Some tri-town riders participate as part of a team. Others start teams of their own.
Rochester’s Lazaro Rosa will ride this year as part of the Jeff’s Journey team, in honor of his father-in-law, who passed away because of cancer.
This year (his third year), he is the only rider for the team, but he said his 4 and 10 year old sons also ride under then team name when they do the Kids Ride.
Rosa originally joined the challenge because he lost a bet to Keith Riquinha (also from Rochester), who challenged him to do the 85 mile course and has since become his riding partner.
However, Rosa also has another reason why he likes the one day ride.
“You give up so much of your time to train, I can’t imagine giving up more time to ride two days,” he said.
Rosa and Riquinha ride 10 to 15 mile training rides during the week, then get up at 4:30 or 5 a.m. on weekends to ride 40 to 60 mile rides on weekends.
“We get back at the time when the little ones are getting up. They’re the first thing that I see when I get back from the ride, and they come running out to give you a hug,” Rosa said.
He says that the best part of riding is “seeing all the people on the way taking time out of their day” to cheer people on. “I don’t know that I’d be able to do it without them.”
The hardest part for him is the fundraising.
“I know how hard people work to make money for their families. Although you know it’s going to a great cause, it’s hard asking,” Rosa said.
For Rosa, training with Riquinha is a big part of the Pan Mass Challenge experience. For Marion rider Bob Holmes, now in his 20th year, training and riding alone is a big part of the challenge,
“The ride was like the struggles that people go through with treatment. I wanted to do that, rather then just writing a check,” Holmes said.
His sons also complete the ride, and he estimates that between the three of them, they have raised over $100,000.
“It’s a legacy for my Mom, who had ovarian cancer,” Holmes said.
This year, Holmes has been trying to finish a construction project on a house in Marion and hasn’t had time to train for the 192-mile ride. “I’m in trouble,” he said, “but it will hurt for a week no matter what,” he added.
For him, the best part of the ride is the “camaraderie and spirit. Everyone has their own story, and it is heartwarming to see.”
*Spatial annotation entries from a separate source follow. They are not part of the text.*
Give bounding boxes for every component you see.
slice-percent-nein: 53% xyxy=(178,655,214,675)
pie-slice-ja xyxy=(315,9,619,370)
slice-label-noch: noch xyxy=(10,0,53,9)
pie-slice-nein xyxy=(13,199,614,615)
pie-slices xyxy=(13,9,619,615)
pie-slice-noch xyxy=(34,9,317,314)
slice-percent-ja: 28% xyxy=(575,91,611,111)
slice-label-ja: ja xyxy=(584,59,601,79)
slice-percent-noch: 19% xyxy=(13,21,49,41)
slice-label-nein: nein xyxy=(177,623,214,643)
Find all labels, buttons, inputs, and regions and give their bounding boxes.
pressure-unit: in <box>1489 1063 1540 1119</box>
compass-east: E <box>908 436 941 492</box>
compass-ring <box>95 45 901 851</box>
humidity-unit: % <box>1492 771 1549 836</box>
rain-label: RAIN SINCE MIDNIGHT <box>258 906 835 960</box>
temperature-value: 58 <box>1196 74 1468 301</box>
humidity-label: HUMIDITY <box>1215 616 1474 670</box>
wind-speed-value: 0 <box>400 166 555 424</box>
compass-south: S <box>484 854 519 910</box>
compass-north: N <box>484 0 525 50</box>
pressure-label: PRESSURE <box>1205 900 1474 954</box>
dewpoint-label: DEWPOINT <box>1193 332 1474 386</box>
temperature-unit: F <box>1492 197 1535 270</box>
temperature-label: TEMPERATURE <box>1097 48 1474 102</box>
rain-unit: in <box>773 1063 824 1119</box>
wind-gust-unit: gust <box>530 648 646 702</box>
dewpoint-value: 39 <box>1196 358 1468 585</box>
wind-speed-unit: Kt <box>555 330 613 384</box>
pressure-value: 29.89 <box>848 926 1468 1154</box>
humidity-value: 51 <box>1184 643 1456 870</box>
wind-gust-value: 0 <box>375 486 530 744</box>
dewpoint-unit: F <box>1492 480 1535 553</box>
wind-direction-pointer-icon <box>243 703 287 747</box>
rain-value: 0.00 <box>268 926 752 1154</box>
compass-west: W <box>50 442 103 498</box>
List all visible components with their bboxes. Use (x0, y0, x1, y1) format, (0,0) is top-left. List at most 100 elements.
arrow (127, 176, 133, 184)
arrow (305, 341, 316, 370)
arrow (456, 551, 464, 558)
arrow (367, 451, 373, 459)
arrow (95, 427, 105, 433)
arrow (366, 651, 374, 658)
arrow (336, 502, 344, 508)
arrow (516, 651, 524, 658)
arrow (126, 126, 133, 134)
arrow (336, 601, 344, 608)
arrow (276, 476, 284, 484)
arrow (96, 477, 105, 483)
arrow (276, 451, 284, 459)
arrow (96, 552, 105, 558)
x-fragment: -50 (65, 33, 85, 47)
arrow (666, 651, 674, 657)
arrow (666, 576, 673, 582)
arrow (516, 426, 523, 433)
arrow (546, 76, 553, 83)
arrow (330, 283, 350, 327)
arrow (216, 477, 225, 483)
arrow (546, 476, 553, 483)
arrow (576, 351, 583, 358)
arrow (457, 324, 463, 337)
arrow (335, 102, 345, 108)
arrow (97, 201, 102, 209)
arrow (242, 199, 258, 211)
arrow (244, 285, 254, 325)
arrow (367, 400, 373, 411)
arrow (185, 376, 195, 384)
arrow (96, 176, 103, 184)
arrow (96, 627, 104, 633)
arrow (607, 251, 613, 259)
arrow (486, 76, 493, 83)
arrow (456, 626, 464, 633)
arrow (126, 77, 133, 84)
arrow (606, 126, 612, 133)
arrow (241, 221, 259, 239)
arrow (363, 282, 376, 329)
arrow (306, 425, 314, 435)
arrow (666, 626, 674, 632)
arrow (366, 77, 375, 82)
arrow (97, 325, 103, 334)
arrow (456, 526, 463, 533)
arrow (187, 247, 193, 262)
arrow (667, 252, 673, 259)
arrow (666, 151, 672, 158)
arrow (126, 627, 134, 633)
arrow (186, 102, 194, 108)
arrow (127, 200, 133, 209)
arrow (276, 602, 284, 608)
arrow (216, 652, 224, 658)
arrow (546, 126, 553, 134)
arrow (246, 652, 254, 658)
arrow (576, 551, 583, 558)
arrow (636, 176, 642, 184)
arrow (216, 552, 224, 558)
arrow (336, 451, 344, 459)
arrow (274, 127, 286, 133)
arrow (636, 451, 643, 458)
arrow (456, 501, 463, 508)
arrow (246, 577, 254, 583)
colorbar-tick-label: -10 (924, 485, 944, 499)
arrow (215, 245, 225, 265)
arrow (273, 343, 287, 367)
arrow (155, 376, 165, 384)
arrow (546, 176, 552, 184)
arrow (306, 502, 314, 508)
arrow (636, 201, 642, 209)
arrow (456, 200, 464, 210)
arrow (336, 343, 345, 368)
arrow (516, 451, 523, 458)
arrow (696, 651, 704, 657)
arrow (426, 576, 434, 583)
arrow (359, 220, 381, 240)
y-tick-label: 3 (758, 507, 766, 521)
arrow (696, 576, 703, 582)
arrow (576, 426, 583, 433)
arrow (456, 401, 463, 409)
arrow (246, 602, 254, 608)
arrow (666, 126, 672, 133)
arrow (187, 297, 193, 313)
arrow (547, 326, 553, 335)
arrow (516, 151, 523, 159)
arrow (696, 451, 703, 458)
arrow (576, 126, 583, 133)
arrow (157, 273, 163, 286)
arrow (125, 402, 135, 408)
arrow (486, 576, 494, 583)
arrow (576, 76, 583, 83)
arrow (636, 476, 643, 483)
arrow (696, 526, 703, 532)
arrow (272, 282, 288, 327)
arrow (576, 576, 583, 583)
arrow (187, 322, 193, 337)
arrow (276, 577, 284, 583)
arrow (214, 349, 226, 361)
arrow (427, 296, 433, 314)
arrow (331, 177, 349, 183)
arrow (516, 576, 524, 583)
The worst part is the physical and emotional challenges of the ride. Holmes said that he always thinks the Provincetown tower is just around the next bend, when really it’s about seven miles off.
Another tough part is seeing the signs along the way that feature kids that have battled cancer, which is tougher emotionally.
Mattapoisett’s Kim DeLeo, Heather Hobler, and Lisa Winsor and Rochester’s Debora Bacchiocchi, Sarah Bernier, Thomas Kennedy, Sheila Kozlowski, Andrew Revell and Kyle Letendre are also participating in the Pan Mass Challenge this year.